In what may prove to be a landmark decision for both of Singapore’s insolvency and litigation finance regimes, the Singapore High Court (HC) has ordered that Omni Bridgeway’s financing of an undisclosed private international arbitration be given super priority status in the context of a corporate restructuring.

‘Super priority’ rescue finance in Singapore

It marks the first time that a third-party funder has obtained a “super-priority” order of this nature since the introduction of Singapore’s new Insolvency, Restructuring and Dissolution Act (IRDA) in 2018.

Funding an arbitration matter is potentially very costly and, of course, a high-risk investment for all parties. In finding in favour of the applicant and Omni Bridgeway, the HC has set an important precedent. The order effectively provides a guarantee to a third-party funder that its investment and returns will receive priority in the recovery process resulting from a successful arbitration it has helped finance.

Value preservation

The HC’s recent ruling certainly shifts the goal posts and adds more upside for companies and their advisers who are looking to preserve value by restructuring, refinancing, and rebuilding, rather than enter liquidation.

Such a focus on value preservation strongly aligns with one of the IRDA’s policy objectives, namely the rehabilitation of distressed companies.

It remains to be seen whether the ruling in favour of the applicant and Omni Bridgeway precipitates a trickle or even a flood of new third-party rescue funding in Singapore, but the signal it has sent out will surely only enhance the country’s ambitions to become an international debt restructuring hub.  Indeed, the arbitration proceedings that will be facilitated by Omni Bridgeway’s funding will be seated in Hong Kong, a testament to the international reach of the HC’s order.

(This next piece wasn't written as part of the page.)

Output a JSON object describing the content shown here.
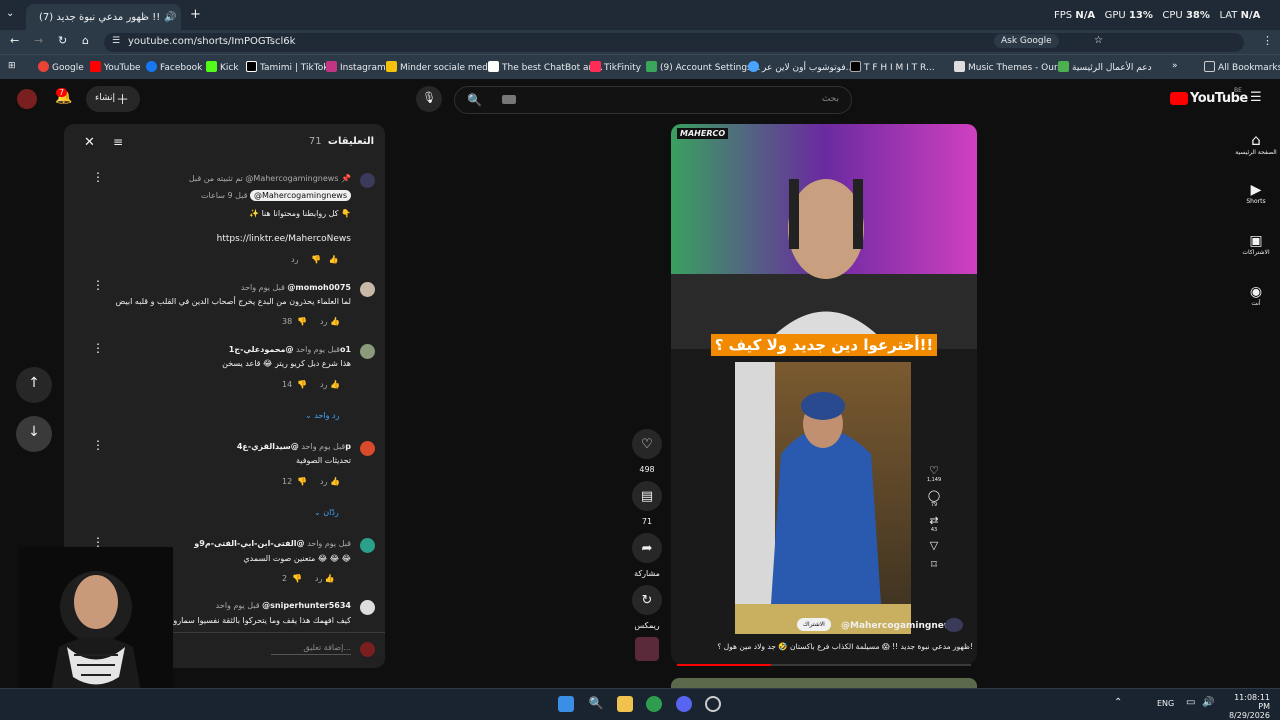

As an interesting footnote to this Omni Bridgeway case, the only creditor which objected to the company’s application was, curiously, the respondent in the arbitration.

This raises an interesting question as to whether a creditor, who is also a counterparty to the proceedings to be funded, should also be permitted to participate in the company’s application to secure funding, particularly when seeking to obtain disclosure of the confidential funding agreement which it would otherwise be unable to access.

In this case, after appropriate redactions were made and sealing orders obtained to preserve the confidentiality of the funding arrangement, the HC permitted the creditor to participate, although then going on to reject the creditor’s objections and allowing the company’s application in full.